Последняя история, являющаяся частью сюжетной линии рассказа, показывает, насколько иллюзорны представления героя о возможности борьбы с «тьмой египетской». Герой седьмой истории — мельник — явно не лишен некоторой образованности. Образ культурного крестьянина создается с помощью ряда моделей СФОЕ: «Вежливый человек, — с удовольствием подумал я. Фигура мне очень понравилась, и даже рыжая густая борода произвела хорошее впечатление. Видимо, борода эта пользовалась некоторым уходом» (модель № 5); «К концу осмотра больной меня очаровал» (модель № 1); «...на мельнике отдыхал мой университетский глаз» (модель № 8); «Речь мельника была толкова. Кроме того, он оказался грамотным, и даже всякий жест его был пропитан уважением к науке, ...к медицине» (модель № 3); ««Нет, это поистине светлый луч во тьме!» — подумал я и сел писать за стол. Чувство у меня при этом было настолько приятное, будто не посторонний мельник, а родной брат приехал ко мне погостить в больниц» (модель № 12). Здесь явно существует реминисценция, отсылающая к известной статье Добролюбова «Луч света в темном царстве», а слово «тьма» употреблено как синоним «темному царству». «— Вот вам исключение! Интеллигентный мельник» (модель № 3) — делает вывод автор. Понравившийся герою мельник «все десять порошков хинина съел сразу!». «Рыжая его борода была взъерошена, а глаза <...> показались черными и огромными». «Черный» — это, очевидно, не только цвет глаз, но и отсутствие мысли, пустота: черная завеса, черные глаза.

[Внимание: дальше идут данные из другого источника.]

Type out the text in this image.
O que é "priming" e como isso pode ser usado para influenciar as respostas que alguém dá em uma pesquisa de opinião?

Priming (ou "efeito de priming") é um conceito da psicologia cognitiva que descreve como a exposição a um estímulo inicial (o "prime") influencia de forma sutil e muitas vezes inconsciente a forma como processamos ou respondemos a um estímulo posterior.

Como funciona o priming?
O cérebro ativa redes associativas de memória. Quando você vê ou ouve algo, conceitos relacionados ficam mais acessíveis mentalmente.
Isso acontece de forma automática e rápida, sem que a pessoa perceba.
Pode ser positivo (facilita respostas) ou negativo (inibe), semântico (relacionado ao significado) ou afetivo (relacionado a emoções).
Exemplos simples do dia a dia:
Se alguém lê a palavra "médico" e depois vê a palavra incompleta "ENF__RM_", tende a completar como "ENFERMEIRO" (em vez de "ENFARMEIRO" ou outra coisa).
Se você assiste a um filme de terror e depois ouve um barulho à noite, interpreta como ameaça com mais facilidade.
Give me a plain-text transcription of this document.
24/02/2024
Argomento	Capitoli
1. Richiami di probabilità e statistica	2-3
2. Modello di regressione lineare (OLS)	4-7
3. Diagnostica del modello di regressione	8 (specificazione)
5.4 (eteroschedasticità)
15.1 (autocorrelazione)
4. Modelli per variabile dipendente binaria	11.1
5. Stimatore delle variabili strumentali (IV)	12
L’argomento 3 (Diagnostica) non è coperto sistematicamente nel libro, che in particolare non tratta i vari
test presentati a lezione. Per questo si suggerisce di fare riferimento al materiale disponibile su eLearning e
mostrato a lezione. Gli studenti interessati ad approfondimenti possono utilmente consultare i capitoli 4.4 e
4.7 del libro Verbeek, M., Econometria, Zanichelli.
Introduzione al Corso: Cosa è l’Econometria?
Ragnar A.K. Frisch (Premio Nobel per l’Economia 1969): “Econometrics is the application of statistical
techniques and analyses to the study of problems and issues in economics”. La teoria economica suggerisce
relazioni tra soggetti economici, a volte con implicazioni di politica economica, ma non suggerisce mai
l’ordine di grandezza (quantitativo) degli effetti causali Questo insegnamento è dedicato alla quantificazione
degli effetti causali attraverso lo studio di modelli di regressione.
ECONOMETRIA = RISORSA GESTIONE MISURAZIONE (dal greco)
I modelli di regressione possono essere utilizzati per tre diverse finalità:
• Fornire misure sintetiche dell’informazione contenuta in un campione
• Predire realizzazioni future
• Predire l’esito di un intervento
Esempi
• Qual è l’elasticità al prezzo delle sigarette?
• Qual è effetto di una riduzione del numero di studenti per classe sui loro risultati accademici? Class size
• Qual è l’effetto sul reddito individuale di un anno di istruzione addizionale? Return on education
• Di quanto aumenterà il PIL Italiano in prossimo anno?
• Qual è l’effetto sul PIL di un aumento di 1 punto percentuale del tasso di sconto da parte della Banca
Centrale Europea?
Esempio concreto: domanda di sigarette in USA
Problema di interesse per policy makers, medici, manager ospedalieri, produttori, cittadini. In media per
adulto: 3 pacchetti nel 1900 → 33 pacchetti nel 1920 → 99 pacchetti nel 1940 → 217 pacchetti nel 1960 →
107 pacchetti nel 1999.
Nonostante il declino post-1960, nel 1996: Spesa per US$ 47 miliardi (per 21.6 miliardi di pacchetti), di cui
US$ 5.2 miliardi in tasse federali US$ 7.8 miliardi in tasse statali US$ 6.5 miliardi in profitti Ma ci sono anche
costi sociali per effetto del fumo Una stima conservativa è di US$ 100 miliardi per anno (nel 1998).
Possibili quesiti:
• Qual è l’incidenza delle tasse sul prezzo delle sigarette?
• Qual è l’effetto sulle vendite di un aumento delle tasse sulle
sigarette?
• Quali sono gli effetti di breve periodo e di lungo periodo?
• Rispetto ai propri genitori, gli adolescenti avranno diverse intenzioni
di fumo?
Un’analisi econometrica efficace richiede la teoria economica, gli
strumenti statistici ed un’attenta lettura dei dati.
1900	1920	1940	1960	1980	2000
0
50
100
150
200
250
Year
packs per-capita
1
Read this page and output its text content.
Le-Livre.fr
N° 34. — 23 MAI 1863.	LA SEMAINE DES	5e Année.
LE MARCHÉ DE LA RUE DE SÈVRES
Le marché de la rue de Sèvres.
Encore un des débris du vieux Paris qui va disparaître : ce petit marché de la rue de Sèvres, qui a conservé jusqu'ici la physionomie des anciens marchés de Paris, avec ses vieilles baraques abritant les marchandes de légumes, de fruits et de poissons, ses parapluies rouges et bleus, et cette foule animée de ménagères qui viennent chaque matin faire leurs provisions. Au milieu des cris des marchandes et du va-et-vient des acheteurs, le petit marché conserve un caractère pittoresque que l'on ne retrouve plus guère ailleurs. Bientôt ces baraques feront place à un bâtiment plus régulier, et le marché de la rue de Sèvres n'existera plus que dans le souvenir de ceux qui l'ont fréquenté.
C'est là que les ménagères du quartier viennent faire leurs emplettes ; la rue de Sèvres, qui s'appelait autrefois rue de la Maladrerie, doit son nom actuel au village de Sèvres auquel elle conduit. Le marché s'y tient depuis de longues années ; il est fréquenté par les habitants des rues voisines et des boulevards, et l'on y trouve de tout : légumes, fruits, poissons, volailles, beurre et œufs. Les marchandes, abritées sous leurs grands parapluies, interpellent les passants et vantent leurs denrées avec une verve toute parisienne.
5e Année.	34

Описывая состояние мельника («— Тьма египетская в глазах. О..., Ох... — слабым басом отозвался мельник»), автор теперь уже использует фразеологизм «тьма египетская» в значении «глупость, невежество». Главному герою рассказа-доктору — снится «сладкий сон после трудной ночи. Потянулась пеленою тьма египетская... и в ней будто бы я не то с мечом, не то со стетоскопом. Иду... борюсь... В глуши. Но не один. А идет моя рать...». Последняя фраза возвращает к реальности: «Сон — хорошая штука!». М.А. Булгаков как никто другой, будучи врачом-практиком, понимал и пытался донести до читателя ту страшную правду о невежестве простого крестьянина, жившего вдали от столицы, образовательных и просветительских центров. Писатель показывает, насколько иллюзорны представления о том, что с помощью энтузиазма небольшой группы людей можно победить такое невежество. Слово «рать» употреблено здесь автором с иронией. («Рать — 2. Трад.-поэт. Войско. 3. Перен. Устар. Множество кого-л., большая толпа» [МАС, III: 685—686]). «Рать» булгаковского героя — это его трое коллег.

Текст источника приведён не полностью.